There’s a skill in planning successful conferences. Last week, I sat down with two experienced event planners – Kate Whitehair and Tamsin Stanley at Zing – to brainstorm some helpful tips and considerations at each stage of the event planning process. (This is the first of four posts. Click here to see all.)
Stage One: Pre-Planning
1. Articulate clearly the purpose or objective of the event. Think about what you want the event to accomplish. Consider how the event might support or bring to life the organisation’s vision, mission or values into the event. Also, does this event fit into other initiatives, or is parallel or complementary? If so, how should they be linked together?
2. Make the overall take-home message ‘do-able’ and aspirational. What do you want the individual participant to remember, to consider in terms of their involvement and ‘fit’ within the organisation, and most of all, to do exactly?
3. Consider an appropriate time to hold the event. Link the date of the event with the objective. Have a reasonable amount of time between the event and when a business outcome can be delivered. Participants needs to have time and resources to be productive and successful.

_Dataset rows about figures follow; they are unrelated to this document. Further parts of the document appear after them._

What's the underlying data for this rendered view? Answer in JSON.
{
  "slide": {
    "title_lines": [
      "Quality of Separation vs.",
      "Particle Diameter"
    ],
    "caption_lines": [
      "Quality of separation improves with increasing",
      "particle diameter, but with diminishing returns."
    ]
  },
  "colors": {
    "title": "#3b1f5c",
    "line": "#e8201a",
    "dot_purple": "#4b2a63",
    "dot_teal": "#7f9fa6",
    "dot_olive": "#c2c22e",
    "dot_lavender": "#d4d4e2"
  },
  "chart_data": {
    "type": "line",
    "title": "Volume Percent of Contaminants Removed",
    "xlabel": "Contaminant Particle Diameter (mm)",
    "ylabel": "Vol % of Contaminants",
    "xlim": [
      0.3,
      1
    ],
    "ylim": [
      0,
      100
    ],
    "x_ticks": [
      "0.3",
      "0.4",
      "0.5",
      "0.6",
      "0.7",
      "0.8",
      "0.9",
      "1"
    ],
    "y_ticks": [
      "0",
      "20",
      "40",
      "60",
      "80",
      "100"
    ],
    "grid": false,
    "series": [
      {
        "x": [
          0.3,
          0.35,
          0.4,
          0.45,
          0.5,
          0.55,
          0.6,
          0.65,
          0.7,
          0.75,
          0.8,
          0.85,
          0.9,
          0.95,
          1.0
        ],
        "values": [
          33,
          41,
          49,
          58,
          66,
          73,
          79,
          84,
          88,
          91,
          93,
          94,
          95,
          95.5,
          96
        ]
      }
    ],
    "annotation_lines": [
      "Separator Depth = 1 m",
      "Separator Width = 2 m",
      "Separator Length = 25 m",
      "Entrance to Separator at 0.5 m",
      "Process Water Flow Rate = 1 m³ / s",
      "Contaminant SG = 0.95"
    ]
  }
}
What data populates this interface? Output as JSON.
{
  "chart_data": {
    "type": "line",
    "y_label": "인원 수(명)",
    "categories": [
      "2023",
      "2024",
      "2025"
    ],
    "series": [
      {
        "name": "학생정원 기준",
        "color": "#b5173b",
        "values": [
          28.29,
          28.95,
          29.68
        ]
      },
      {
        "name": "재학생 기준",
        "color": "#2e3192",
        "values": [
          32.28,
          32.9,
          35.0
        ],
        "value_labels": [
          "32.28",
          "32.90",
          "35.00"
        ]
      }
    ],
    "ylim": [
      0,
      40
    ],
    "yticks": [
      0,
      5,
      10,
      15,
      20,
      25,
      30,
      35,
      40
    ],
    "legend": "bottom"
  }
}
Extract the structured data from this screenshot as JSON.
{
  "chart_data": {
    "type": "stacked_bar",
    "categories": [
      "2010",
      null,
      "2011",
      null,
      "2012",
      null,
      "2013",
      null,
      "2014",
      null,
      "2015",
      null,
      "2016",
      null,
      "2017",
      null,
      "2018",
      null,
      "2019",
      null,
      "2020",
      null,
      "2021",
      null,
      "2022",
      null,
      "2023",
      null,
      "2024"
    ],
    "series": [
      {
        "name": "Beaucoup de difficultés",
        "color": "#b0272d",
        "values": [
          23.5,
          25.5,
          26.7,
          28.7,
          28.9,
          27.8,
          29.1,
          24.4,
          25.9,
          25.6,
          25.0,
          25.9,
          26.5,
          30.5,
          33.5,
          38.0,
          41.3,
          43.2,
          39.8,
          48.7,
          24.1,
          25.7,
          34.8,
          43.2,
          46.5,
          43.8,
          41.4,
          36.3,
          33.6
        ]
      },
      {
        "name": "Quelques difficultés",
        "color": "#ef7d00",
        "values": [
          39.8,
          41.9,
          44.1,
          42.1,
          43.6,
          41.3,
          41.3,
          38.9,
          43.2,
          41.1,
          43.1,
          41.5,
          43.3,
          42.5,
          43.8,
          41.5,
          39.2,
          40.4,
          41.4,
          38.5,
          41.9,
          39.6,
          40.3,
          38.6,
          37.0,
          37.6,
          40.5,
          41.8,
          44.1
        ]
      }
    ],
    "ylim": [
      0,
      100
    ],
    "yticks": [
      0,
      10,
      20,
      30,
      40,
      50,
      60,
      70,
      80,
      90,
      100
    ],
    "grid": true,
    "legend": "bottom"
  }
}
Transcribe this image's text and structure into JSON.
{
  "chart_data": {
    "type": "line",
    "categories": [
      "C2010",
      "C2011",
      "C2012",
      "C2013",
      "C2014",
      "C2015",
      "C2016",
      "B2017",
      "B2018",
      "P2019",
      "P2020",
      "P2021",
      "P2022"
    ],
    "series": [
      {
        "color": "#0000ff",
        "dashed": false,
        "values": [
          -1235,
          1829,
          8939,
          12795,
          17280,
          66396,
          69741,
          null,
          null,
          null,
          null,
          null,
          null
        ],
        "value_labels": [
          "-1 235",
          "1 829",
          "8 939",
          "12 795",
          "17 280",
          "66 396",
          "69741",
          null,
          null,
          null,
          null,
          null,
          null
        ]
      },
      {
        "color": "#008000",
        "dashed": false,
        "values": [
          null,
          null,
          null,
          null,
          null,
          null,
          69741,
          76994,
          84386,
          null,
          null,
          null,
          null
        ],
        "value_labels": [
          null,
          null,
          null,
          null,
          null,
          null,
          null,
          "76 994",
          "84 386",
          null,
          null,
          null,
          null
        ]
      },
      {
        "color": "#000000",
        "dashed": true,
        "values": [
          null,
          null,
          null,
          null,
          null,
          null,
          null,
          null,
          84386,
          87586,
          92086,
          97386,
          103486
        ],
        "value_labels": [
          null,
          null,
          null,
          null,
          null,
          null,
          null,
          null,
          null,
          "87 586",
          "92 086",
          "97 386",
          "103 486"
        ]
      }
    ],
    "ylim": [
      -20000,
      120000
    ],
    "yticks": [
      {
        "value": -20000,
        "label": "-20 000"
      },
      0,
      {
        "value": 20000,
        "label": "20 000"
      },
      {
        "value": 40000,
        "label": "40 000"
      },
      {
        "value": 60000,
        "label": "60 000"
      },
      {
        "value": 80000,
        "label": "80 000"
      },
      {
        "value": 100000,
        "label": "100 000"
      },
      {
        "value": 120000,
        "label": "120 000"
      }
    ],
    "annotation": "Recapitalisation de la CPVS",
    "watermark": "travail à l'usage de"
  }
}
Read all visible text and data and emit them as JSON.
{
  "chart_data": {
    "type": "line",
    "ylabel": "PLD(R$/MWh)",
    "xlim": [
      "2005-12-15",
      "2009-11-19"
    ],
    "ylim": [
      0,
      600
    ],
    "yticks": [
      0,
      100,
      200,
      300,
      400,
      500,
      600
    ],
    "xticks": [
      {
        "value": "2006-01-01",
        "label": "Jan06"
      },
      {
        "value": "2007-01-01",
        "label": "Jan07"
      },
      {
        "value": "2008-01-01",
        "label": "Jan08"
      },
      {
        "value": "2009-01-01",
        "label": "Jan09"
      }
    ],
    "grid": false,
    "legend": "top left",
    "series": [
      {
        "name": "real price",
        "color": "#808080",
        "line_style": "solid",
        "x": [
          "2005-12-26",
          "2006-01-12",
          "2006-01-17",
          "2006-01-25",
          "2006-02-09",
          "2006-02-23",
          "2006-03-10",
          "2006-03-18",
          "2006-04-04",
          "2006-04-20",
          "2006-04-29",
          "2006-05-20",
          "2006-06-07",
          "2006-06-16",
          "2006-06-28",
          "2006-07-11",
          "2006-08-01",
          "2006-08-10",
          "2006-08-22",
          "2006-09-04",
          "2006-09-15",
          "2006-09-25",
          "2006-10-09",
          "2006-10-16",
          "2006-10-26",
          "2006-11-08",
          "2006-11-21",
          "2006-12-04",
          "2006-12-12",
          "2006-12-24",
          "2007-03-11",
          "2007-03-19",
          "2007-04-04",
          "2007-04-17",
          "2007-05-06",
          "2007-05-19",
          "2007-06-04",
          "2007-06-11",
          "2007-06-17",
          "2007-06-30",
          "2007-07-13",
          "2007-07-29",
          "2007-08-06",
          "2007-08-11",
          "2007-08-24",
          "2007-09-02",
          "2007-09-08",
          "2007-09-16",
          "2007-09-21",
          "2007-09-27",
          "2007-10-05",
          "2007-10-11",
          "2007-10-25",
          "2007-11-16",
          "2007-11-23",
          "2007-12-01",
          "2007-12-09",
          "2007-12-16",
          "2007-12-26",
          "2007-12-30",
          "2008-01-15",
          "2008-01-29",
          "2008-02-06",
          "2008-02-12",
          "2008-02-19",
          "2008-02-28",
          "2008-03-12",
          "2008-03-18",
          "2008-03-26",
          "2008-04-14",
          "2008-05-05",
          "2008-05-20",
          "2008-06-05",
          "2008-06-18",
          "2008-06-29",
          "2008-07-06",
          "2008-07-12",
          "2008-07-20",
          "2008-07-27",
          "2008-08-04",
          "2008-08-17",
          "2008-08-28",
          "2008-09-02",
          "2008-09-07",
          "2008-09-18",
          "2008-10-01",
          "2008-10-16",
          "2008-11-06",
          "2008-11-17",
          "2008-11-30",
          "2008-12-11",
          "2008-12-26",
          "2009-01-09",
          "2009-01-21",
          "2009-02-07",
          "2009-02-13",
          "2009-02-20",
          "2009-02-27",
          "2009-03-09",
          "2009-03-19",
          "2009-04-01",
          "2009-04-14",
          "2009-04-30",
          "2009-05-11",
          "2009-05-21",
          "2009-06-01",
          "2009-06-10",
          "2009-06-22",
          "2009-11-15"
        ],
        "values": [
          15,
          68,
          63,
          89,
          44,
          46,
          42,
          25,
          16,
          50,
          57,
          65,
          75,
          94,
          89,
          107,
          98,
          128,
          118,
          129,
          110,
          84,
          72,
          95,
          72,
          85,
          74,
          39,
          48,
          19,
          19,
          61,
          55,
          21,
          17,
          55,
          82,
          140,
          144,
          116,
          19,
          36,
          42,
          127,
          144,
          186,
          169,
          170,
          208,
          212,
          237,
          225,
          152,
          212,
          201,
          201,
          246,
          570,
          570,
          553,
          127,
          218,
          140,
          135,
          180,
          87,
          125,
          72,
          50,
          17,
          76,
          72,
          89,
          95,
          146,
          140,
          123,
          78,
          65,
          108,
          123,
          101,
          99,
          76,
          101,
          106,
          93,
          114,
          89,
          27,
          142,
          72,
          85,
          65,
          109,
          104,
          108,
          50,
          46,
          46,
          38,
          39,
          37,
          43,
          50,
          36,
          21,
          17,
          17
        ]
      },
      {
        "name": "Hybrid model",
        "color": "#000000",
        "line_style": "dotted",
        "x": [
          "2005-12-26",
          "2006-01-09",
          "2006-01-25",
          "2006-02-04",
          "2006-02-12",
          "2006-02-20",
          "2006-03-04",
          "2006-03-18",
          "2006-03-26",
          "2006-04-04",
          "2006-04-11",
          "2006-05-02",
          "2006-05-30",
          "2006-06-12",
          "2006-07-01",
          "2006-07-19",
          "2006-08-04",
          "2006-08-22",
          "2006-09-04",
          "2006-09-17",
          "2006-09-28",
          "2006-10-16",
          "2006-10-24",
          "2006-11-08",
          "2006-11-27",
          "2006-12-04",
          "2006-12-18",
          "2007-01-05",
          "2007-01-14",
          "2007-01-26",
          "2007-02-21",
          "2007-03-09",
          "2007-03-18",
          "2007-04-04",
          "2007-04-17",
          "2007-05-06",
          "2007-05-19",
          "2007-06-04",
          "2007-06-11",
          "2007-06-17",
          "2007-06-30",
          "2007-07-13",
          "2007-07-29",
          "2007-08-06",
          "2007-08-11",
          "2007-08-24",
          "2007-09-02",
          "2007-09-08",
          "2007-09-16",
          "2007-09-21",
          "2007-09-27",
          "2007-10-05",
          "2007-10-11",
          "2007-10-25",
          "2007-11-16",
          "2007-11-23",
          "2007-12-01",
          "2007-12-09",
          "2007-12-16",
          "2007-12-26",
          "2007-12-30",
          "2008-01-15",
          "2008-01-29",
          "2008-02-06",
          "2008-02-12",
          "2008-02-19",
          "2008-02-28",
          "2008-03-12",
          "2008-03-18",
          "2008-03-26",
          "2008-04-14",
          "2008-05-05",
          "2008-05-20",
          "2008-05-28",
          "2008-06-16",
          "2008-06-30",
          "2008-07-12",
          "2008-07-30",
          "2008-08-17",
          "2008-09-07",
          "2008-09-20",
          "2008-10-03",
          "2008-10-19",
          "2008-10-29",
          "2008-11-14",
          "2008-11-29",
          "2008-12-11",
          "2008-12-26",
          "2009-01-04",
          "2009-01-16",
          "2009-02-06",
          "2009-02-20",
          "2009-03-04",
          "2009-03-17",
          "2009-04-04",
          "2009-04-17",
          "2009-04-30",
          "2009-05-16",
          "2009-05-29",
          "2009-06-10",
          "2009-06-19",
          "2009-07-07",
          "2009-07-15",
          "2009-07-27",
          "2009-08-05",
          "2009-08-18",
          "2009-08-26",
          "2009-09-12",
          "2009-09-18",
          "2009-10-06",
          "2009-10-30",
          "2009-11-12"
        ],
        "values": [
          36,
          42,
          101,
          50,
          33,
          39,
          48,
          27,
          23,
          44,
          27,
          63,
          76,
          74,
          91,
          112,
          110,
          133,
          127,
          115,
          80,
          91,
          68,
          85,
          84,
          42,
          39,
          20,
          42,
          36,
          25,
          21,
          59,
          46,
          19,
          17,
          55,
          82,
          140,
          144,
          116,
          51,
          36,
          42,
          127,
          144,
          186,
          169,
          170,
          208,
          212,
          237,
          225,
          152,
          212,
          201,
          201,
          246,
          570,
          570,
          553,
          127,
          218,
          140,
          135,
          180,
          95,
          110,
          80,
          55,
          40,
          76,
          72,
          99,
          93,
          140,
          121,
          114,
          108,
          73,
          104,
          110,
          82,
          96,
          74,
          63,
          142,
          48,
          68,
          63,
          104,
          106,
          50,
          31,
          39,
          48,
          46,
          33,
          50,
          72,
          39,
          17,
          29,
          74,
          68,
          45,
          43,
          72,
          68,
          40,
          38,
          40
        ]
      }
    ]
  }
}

4. Make sure you have enough time to produce a worthy event. Yes, you need adequate planning time (usually 3-6 months). At the same time, plan enough time after the event to allow attendees to effectively produce the desired outcomes asked of them.
5. Get the right internal team together from the start. Start with all relevant people, then organise them into their type of input or decision level. For example, ‘Grade A’ people help make key decisions; e.g., the president for vision and direction, human resources for training and performance. ‘Grade B’ people might be involved only for specific decisions; e.g., Security for decisions about location, or IT for technology issues. Grade C are people who are good to keep in the loop; e.g., global or regional teams, other departments or units.
6. Budget appropriately. The ideal way to budget: get estimated quotes and build a budget, not set an amount and work from there. But, if you do the latter, get professional, neutral and free advice on the best way to spend a budget. Then, be a good person and reward those consultants who give you the best free advice.
7. Think outside this event. Internally: What events happened previously? Past successes or disasters? Past creative themes? Any business events which might influence messages, such as a recent merger or simmering public issue? Externally: Snoop around to see what the competition is doing. Not always possible, but you do not want to be surprised on the eve of your event when a bit of surfing would have unearthed some clues.